System wprowadzał ład i z założenia miał dać ludziom w jakimś sensie spokój i szczęcie lecz jak wiele mu podobnych przestał spełniać swą funkcję gdy zaczęli go wykorzystywać źli ludzie.

Re: Najlepszy film o samurajach

: 6 lutego 2005
autor: Chifuretsu
Patrzysz na to bardzo jednostronnie. Dlaczego uważasz, że nie mieli przyjemności, nie mogli dążyć do szczęścia? Jasne, raz na jakiś czas zdarzało się, że ktoś przeżywał nieszczęście rozerwania między obowiązkiem a interesem osobistym, ale ogólnie rzecz biorąc ludzie żyli normalnie, tyle tylko, że według ich zasad, a nie naszych. Można było realizować własne ambicje, jeśli tylko mieściły się w rozsądnych ramach, można było zrezygnowac ze wszystkiego i ogolić głowę, poświęcić się sztuce, samodoskonaleniu - przecież ci ludzie nie żyli w koszarach. Po prostu priorytety były zupełnie inne niż teraz, ale dla nich, wychowanych w takich właśnie wartościach, nie było w tym nic dziwnego. Nie mówiąc już o tym, że to shintoiści/buddyści, wierzący w wagę wewnętrznej wa i reinkarnację po 40 dniach. Nawet, jeśli było im ciężko, byli przeważnie przekonani, że ma to sens, a jeśli nie miało, zawsze mogli poprosić o możliwość zakończenia życia.

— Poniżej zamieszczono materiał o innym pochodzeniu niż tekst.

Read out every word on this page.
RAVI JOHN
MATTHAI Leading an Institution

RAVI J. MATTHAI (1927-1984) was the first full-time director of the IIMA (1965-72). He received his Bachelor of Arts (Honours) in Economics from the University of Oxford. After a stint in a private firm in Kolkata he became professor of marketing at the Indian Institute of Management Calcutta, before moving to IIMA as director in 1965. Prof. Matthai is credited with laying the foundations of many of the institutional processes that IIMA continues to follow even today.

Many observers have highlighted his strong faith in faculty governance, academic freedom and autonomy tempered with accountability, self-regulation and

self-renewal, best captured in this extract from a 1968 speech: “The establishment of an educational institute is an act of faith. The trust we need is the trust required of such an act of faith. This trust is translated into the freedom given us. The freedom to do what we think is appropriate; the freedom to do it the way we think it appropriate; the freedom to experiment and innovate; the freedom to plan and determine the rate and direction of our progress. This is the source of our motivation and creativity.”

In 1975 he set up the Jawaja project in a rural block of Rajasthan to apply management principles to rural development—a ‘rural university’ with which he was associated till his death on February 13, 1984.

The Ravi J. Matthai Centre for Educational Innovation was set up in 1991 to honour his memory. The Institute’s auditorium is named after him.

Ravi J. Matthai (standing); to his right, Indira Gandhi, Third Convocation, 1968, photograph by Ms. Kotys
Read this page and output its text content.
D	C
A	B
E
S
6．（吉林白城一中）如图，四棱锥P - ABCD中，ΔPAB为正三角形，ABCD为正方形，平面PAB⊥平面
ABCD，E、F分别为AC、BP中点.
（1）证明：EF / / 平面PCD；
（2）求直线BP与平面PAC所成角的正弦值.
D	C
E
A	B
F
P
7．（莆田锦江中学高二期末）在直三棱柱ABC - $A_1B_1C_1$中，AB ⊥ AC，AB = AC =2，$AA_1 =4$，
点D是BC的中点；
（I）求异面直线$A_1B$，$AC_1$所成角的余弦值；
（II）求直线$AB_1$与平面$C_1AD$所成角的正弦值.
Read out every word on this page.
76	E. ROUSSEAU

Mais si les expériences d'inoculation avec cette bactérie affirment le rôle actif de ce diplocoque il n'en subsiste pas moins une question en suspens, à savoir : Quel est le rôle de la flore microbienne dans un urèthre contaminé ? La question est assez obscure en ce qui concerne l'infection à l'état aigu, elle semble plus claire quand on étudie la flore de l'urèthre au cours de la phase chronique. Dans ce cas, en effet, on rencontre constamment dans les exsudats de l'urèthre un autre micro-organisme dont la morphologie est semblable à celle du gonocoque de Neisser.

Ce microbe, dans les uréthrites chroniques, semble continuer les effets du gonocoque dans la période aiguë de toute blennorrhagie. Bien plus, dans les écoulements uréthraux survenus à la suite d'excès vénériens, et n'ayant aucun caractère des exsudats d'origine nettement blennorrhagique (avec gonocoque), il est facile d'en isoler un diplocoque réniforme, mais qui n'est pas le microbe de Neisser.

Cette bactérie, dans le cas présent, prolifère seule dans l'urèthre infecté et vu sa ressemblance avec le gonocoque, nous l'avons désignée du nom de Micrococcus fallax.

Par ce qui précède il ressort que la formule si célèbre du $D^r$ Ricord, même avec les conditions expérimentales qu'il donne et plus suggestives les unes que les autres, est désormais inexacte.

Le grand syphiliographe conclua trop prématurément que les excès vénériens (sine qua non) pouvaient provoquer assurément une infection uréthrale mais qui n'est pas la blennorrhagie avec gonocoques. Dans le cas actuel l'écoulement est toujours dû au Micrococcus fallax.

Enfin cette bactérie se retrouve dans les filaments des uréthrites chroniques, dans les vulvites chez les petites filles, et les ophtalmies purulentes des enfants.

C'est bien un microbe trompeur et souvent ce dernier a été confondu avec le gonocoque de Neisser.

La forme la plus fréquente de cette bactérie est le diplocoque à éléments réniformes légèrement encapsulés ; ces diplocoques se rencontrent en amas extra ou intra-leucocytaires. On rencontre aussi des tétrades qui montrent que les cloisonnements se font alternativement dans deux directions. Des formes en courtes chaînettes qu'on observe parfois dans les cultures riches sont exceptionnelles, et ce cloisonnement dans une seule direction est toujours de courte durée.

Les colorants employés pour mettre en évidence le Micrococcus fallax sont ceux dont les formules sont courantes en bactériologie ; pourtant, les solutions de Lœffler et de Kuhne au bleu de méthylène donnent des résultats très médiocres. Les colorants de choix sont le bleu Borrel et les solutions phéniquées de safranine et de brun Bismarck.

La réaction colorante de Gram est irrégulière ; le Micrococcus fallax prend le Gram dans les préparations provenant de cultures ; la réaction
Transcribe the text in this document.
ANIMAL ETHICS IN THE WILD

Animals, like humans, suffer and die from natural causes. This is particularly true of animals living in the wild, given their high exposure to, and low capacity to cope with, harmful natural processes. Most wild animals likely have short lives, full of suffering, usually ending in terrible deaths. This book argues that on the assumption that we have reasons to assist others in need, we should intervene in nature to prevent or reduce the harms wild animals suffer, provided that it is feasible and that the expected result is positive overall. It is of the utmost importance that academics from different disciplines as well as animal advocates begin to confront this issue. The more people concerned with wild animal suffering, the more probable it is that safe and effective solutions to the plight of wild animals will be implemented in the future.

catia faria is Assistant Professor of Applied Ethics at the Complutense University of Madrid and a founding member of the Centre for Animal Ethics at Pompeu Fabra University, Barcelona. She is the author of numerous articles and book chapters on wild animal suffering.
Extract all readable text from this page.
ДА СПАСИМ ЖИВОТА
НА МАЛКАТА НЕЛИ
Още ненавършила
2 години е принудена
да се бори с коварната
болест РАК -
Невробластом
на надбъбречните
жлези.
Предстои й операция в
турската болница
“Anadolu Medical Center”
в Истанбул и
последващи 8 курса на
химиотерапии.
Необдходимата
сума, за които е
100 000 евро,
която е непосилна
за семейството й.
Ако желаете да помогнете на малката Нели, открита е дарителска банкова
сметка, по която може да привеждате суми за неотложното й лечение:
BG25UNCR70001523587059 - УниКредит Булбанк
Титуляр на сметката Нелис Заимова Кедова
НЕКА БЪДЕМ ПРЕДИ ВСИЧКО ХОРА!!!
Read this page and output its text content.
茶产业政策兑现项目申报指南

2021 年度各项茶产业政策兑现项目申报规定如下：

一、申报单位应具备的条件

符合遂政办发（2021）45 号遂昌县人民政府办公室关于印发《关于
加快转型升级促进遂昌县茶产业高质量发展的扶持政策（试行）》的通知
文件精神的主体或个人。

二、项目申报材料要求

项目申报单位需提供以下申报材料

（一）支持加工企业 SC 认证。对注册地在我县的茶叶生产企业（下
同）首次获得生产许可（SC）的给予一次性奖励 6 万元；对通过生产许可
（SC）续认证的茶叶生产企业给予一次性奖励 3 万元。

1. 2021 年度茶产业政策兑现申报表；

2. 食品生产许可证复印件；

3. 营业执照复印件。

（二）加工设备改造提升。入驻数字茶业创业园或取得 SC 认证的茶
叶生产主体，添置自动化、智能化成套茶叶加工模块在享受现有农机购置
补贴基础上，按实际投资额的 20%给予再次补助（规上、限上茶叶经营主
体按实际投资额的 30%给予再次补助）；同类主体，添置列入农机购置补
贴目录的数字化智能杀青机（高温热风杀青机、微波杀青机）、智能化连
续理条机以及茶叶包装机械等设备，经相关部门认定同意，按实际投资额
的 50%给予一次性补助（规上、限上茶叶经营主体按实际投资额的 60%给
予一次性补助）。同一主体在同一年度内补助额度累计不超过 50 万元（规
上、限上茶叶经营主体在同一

Naprawdę wydaje mi się, że znacznie trudniejsze od wypełniania zobowiązań było po prostu sprostanie codzienności, ciężkim warunkom i trudom życia.

Re: Najlepszy film o samurajach

: 6 lutego 2005
autor: MadSun
A jakie trudy życia miał główny bohater? Był szanowanym samurajem, miał dom, rodzinę i środki na ich utrzymanie. Największym trudem życia, oprócz paskudnej żony :), było właśnie częściowe ubezwłasonowolnienie i borykanie sie z bezdusznymi nakazami pana.

Co Twoim zdaniem, Chifu, popchnęło głównego bohatera ku tak radykalnym decyzjią? I dlaczego czuł sie tak szczęśliwy gdy już sie zbuntował?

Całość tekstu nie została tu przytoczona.